The company developing the drug, itself, can change names through acquisitions or partnerships, thus leading to further data inconsistencies. To solve for these name changes, Lend-Rx trains its NLP model to identify the different name variations and map them to the relevant drug.

Another firm looking to resolve issues tied to data inconsistencies in this space is Ozmosi. The pharmaceutical forecasting firm cleanses clinical trial data from trial registries around the world and offers a tool called Beam, which provides point-in-time data so users can see how the drug has evolved over time in each clinical phase. Ozmosi also matches relevant pharmaceutical data and captures it in a proprietary data library.

“It is really hard to tell if a company has what looks like 20 different drugs, or if it’s really just three once you clean them up,” says Beau Bush, founder of Ozmosi. “You really need to just do the basics, but once you have that in place, that opens up the opportunity to assess the marketplace.”

The firm has a team of specialists that extract valuable information about drugs and drug trials from publicly available medical documents. Some of the data they capture includes biomarkers, characteristics about the drug, adverse events related to the drug, and details about the pharmaceutical company’s resources or regulatory approvals.

Bush says the firm is also using NLP techniques for secondary cleaning. Once the data is extracted, the specialists clean the data, and it is then run through Ozmosi’s NLP framework and added to its data library. The process is a never-ending learning process, says Bush, who spent about 10 years in the pharmaceutical industry before setting up Ozmosi in 2013. As time goes on, the company will continue to update and fine tune its data library, while continuously refining and retraining the NLP tool.

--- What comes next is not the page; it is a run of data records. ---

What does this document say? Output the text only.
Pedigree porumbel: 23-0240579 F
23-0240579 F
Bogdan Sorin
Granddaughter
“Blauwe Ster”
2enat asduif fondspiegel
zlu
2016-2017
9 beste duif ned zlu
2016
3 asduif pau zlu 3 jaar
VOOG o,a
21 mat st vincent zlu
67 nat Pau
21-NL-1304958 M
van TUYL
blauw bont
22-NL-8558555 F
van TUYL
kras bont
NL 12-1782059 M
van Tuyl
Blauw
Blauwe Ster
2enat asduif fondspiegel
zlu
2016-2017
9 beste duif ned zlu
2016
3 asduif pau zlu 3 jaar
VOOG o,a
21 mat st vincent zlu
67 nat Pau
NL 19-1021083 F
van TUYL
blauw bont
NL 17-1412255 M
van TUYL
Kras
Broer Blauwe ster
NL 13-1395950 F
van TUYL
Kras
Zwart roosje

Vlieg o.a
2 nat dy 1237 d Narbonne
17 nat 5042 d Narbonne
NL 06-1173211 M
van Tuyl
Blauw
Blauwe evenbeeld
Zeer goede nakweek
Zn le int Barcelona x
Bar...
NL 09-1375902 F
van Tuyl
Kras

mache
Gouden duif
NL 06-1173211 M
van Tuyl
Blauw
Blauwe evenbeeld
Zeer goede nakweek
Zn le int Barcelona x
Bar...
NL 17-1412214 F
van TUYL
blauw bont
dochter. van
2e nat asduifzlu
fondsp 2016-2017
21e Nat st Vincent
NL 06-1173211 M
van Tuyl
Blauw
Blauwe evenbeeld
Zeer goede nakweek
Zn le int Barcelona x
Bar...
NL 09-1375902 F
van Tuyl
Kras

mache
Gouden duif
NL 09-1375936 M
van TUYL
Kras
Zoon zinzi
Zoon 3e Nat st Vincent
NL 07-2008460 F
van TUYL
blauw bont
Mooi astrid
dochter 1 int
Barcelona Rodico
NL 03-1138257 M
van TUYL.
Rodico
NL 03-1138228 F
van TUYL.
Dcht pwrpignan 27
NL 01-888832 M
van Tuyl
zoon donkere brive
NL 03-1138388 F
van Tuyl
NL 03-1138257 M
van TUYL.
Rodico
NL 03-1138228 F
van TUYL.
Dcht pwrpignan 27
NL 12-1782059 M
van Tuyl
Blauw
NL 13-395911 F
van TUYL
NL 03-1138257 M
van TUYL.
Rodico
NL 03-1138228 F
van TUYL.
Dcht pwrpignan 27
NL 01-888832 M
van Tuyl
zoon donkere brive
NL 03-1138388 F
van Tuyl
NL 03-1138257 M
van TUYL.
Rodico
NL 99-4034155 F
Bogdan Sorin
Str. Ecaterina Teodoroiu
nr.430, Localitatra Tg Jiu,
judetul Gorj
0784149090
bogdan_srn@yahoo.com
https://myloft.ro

“We can’t just use some standard Python plug-in; we’re using smaller groups of experts to build our library, but then using the natural language processing techniques to clean it further. So, every night we pull the data, and we use our own algorithms and NLP techniques to clean it,” Bush says.

This information is held within the Beam tool, and can be used to view correlations between different drugs, formulate predictions on their likelihood of success, or, for example, estimate when a Covid-19 vaccine might be released.

The researchers who eventually find a vaccine for Covid-19 will not only be in line for a Nobel Prize: the vaccine is destined to generate big business globally. As such, investors around the globe are scrambling to stay a step ahead in the information race for the cure. The development of a vaccine would be huge news for the world. The trickle-down effect for alternative data providers could be just as huge.